Nearly 30,000 people in Thurston county applied for unemployment after businesses closed in response to the stay-home-stay-safe order. Thousands more were simply out of work and out of luck.
At first, rents were paid, here as in much of the rest of the country. Actions at the federal and state levels helped. Out-of-work people could use one-time stimulus checks, unemployment checks with a $600 bump; credit card draws, maybe some savings. Others didn’t get anything because programs were designed to exclude various kinds of work and various kinds of workers. They hang on by virtue of Governor Inslee’s moratorium on evictions. It is scheduled to end on June 4.
Can’t pay the rent
Government checks and the moratorium on evictions will end, but massive unemployment will not. The interventions only delayed the need to reckon with the consequences of the pandemic. Many businesses won’t come back; whole industries will downsize or even disappear. Demand will decline and send ripples through the economy. People hit hard by closures during the shut-down will find themselves among the long-term unemployed. Without stable incomes, spending on consumption, on rent, on mortgages and everything else is in jeopardy.
COVID-19 produced conditions that were met with emergency measures to keep people in their homes. But the crisis in housing was only an extreme version of an existing problem. In Olympia, a majority of households rent, paying on average about $1200 a month. A job paying $15.00 an hour (above the Washington minimum of $13.50) nets less than $2400 a month. This is not a sustainable situation. Thurston Regional Planning calculates that 37% of households in the county are already “rent-burdened,” meaning they pay more than 30% and up to half of their income on rent.
Won’t pay the rent
As we move into the summer and emergency measures fade, what will forestall widespread evictions in the months ahead? Will we meet the “new normal” with new approaches to housing—or is everyone on their own?
Starbucks, noting the post-emergency “new reality” told landlords that they would not pay: “Effective June 1 and for at least a period of 12 consecutive months, Starbucks will require concessions to support modified operations and adjustments to lease terms and base rent structures.”
Unlike Starbucks, tenants are fundamentally powerless when their economic situation changes for the worse. When they can’t come up with rent, a landlord, or the officer of a management company, might consider some kind of rent adjustment. It’s equally likely that they will pursue eviction. Even when tenants pay the rent, they are powerless when the landlord decides to raise the rent mid-lease, or to non-renew a lease in order to offer the property at a higher rate.

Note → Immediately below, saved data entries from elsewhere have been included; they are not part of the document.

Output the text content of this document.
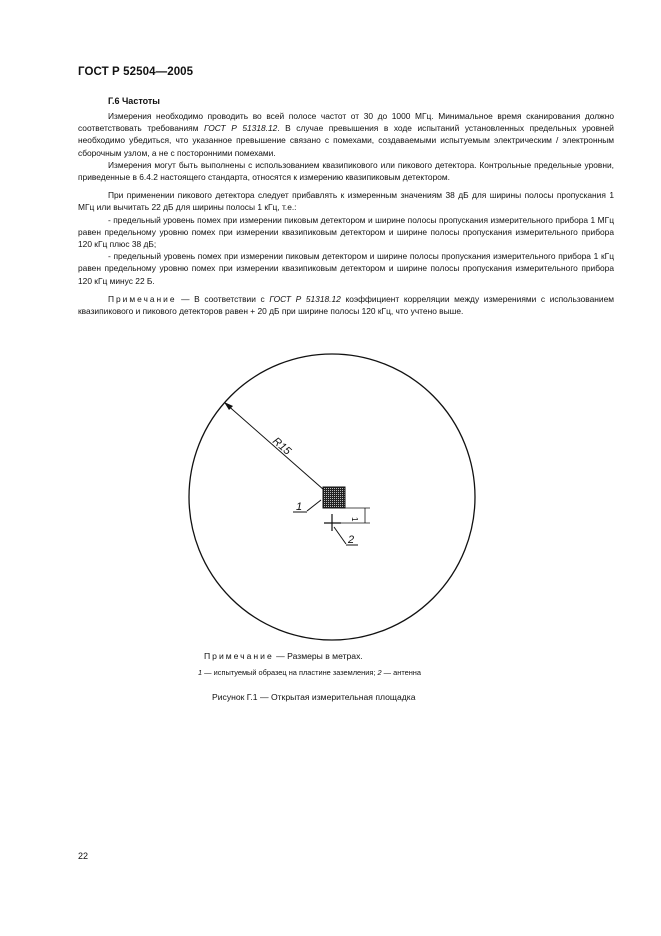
ГОСТ Р 52504—2005
Г.6 Частоты

Измерения необходимо проводить во всей полосе частот от 30 до 1000 МГц. Минимальное время сканирования должно соответствовать требованиям ГОСТ Р 51318.12. В случае превышения в ходе испытаний установленных предельных уровней необходимо убедиться, что указанное превышение связано с помехами, создаваемыми испытуемым электрическим / электронным сборочным узлом, а не с посторонними помехами.

Измерения могут быть выполнены с использованием квазипикового или пикового детектора. Контрольные предельные уровни, приведенные в 6.4.2 настоящего стандарта, относятся к измерению квазипиковым детектором.

При применении пикового детектора следует прибавлять к измеренным значениям 38 дБ для ширины полосы пропускания 1 МГц или вычитать 22 дБ для ширины полосы 1 кГц, т.е.:

- предельный уровень помех при измерении пиковым детектором и ширине полосы пропускания измерительного прибора 1 МГц равен предельному уровню помех при измерении квазипиковым детектором и ширине полосы пропускания измерительного прибора 120 кГц плюс 38 дБ;

- предельный уровень помех при измерении пиковым детектором и ширине полосы пропускания измерительного прибора 1 кГц равен предельному уровню помех при измерении квазипиковым детектором и ширине полосы пропускания измерительного прибора 120 кГц минус 22 Б.

Примечание — В соответствии с ГОСТ Р 51318.12 коэффициент корреляции между измерениями с использованием квазипикового и пикового детекторов равен + 20 дБ при ширине полосы 120 кГц, что учтено выше.

R15
1
1
2
Примечание — Размеры в метрах.
1 — испытуемый образец на пластине заземления; 2 — антенна
Рисунок Г.1 — Открытая измерительная площадка
22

A recent editorial in The Olympian criticized Councilmember Renata Rollins for supporting an emerging rent strike movement. The editors offered “practical steps” for us instead. Things like contributing money for emergency housing; supporting subsidies for low income and density zoning—a favored scheme to boost investment in housing.
Market-oriented “replacements” like rental assistance and vouchers have failed spectacularly in recent years, with long waiting lists and no guarantee of stable rates.
The editors also said we should ask political candidates “what they will do to reform our housing market.” What have they done so far? Modest attempts to change the law in tenants’ favor don’t stand a chance. Olympia City Council members were asked to support an ordinance that would allow renters to pay hefty “move-in” fees in installments. That disappeared without a trace.
This year, legislators introduced several bills favorable to tenants. They would have capped annual rent increases at inflation plus 5%; let tenants leave with no penalty when the landlord increases rent during a lease; limited evictions to “just cause;” required a landlord accept an emergency rent payment within 14 days. Typically, these were opposed by the real estate lobby. They all died.
Laws that ensure landlords will be paid do pass. For example, in 2018 our legislature passed the Landlord Mitigation Program in which the landlord agrees to stay an eviction in exchange for funds from the state equal to the amount owed by the tenant—if the tenant signs an agreement to repay the money to the state.
Rent isn’t the main problem
The call for a national strike seeking rent and mortgage forgiveness is gaining ground because things are not going to get better without new arrangements that acknowledge the failure of the current system to serve most people well.
In order to change things, those whose stability is most threatened, who see the prospect of homelessness bearing down on them, are looking for a way to improve their bargaining power. Calling their representative and giving testimony to the City Council isn’t working. Renters hope that a movement to withhold monthly payments can put economic pressure on landlords and on state and federal officials to begin working on real changes. Changes that could be the first step toward a housing policy designed around homes as places to live rather than investments.
A rent strike is not, finally, about cancelling rent. It’s about taking this crisis as an opportunity to rewrite the rules; to open up a new world of social housing where a stable home is within reach of everyone. The pandemic revealed the many ways our system is broken, and the market that treats housing first as an investment and last as a home is one of them.
Bethany Weidner has been Editor of Works in Progress since 2017.